Questa pagina è stata trascritta, formattata e riletta. |
162 | capitolo xiii. |
— Lo abbiamo legato ben bene e cacciato dentro una capanna.
— Per qualche motivo deve aver sparato, tanto più che era tuo amico e quindi non poteva nutrire odio alcuno verso i tuoi sudditi.
— Ah, io non lo so, ripetè Karalit.
— Allora te lo dirò io, furfante!... — gridò il canadese. — Tu ed i tuoi uomini volevate rovinarci la nostra macchina.
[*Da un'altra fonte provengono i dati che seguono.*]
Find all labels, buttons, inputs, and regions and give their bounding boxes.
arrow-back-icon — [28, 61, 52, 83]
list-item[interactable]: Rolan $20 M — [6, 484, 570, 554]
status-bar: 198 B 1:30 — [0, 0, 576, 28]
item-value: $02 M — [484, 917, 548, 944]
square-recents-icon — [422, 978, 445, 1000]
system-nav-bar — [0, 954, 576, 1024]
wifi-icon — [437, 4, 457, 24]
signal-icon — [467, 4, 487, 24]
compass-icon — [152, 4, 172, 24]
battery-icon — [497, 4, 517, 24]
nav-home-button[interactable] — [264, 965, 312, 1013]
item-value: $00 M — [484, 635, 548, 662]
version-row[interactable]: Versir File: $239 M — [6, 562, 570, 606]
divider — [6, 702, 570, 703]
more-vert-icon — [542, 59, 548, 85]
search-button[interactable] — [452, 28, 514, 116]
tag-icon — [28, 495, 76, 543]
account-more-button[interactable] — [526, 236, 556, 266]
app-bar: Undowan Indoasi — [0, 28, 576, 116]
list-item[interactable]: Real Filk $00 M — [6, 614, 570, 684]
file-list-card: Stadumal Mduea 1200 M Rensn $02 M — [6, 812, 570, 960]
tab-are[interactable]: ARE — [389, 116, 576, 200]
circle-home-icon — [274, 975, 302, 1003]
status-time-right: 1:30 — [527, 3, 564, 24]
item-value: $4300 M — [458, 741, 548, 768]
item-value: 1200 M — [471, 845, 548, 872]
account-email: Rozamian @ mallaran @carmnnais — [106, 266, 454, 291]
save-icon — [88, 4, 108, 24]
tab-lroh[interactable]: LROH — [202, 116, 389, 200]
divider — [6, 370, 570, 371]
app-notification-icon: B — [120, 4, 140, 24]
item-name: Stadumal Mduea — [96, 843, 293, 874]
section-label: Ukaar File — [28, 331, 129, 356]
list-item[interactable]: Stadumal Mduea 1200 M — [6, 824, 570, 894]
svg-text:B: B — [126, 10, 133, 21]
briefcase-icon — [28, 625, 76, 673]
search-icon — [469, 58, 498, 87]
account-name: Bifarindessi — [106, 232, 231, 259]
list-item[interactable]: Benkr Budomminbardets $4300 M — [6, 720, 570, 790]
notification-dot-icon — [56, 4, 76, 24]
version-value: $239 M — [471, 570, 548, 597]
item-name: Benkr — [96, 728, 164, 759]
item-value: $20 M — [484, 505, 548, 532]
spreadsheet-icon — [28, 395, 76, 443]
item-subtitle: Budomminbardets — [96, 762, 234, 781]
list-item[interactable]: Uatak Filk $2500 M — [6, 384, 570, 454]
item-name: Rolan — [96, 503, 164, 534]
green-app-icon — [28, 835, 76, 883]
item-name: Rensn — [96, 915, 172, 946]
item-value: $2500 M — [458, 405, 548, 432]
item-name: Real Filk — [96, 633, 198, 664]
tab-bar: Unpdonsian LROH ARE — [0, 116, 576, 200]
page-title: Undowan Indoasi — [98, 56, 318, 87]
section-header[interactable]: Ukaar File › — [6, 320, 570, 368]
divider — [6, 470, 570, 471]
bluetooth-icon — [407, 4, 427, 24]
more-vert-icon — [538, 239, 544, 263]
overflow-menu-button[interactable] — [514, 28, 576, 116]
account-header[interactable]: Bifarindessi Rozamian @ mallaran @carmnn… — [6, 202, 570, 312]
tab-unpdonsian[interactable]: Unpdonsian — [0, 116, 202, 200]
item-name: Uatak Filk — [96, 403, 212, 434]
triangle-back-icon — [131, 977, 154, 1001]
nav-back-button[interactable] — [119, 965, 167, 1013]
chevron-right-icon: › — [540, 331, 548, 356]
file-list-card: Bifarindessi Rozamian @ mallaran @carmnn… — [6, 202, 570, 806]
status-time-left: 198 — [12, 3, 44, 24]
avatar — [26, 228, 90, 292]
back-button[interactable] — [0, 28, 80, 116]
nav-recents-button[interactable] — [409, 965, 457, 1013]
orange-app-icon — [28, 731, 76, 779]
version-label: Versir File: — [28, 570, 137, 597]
Ce l’avete guastata anche ieri.
— Può essere, — rispose candidamente l’esquimese, il quale non perdeva di vista la canna del mauser.
— E hai l’audacia di confessarlo!...
— Sì, uomo bianco, perchè noi non vogliamo che tu vada più oltre verso il gran nord.
— E perchè?
— Perchè l’angekok ha detto che la tua bestia ha uno scopo terribile: quello di distruggere tutti gli orsi, le foche, le morse ed i cavalli marini, e così far morire di fame tutte le tribù degli Innoit. —
Walter scoppiò in una sonora risata, poichè quantunque l’esquimese masticasse la lingua inglese in modo orribile, aveva compreso tutto.
Il canadese invece aveva lanciata una grossa bestemmia.
— Il tuo angekok è un pazzo e tu sei un triplice imbecille! — gridò, furibondo. — Finiamola con questa commedia: noi siamo uomini di corta pazienza.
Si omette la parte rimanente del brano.